Thursday 20 February 2014

David Rose On "Semantics As A Mirror Image Of The Grammar"

David Rose posted (apparently unsuccessfully) to sys-func at 11:30 on 18/2/14 and then (successfully) to sysfling at 15:41 on 19/2/14:
My point is that this is a description of the meanings made in the grammar. A point you are making (I think) is that relations between meanings in grammar and meanings in discourse are not one-to-one, but many-to-many. You see the semantic stratum as organising grammatical choices, to realise higher level meanings. This is quite different from the model I have been questioning, in which semantics is held to be a mirror image of the grammar.
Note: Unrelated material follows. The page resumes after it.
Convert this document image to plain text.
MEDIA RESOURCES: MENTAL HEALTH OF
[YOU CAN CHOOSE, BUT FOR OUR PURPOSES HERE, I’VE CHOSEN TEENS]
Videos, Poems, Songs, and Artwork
But it is not so far from the theory of discourse semantics.

Blogger Comments:

[1] Ideationally, the lexicogrammar construes experience as meaning, where 'construe' means “construct semiotically, transform into meaning” (Halliday 2008: 2); and in terms of stratification, the lexicogrammar realises meaning.

[2] In the SFL model that challenges Rose, semantics isn't "held to be a mirror image of the grammar".  In congruent realisations, sequences are realised by clause complexes, figures by clauses, and elements by groups/phrases, for example.  But in the case of grammatical metaphor, the realisation relations can vary considerably, as when a semantic figure is realised, not as a ranking clause, but as participant in the function structure of a clause, or as the Qualifier of a nominal group that realises a participant; and so on.  Some helpful quotes from the ideational perspective:

Halliday & Matthiessen (1999: 26):
Thus when we move from the lexicogrammar into the semantics, as we are doing here, we are not simply relabelling everything in a new terminological guise. We shall stress the fundamental relationship between (say) clause complex in the grammar and sequence in the semantics, precisely because the two originate as one: a theory of the logical relationships between processes.
Halliday & Matthiessen (1999: 237):
Of course, what we are recognising here as two distinct constructions, the semantic and the grammatical, never had or could have had any existence the one prior to the other; they are our analytic representation of the overall semioticising of experience — how experience is construed into meaning. If the congruent form had been the only form of construal, we would probably not have needed to think of semantics and grammar as two separate strata: they would be merely two facets of the content plane, interpreted on the one hand as function and on the other as form.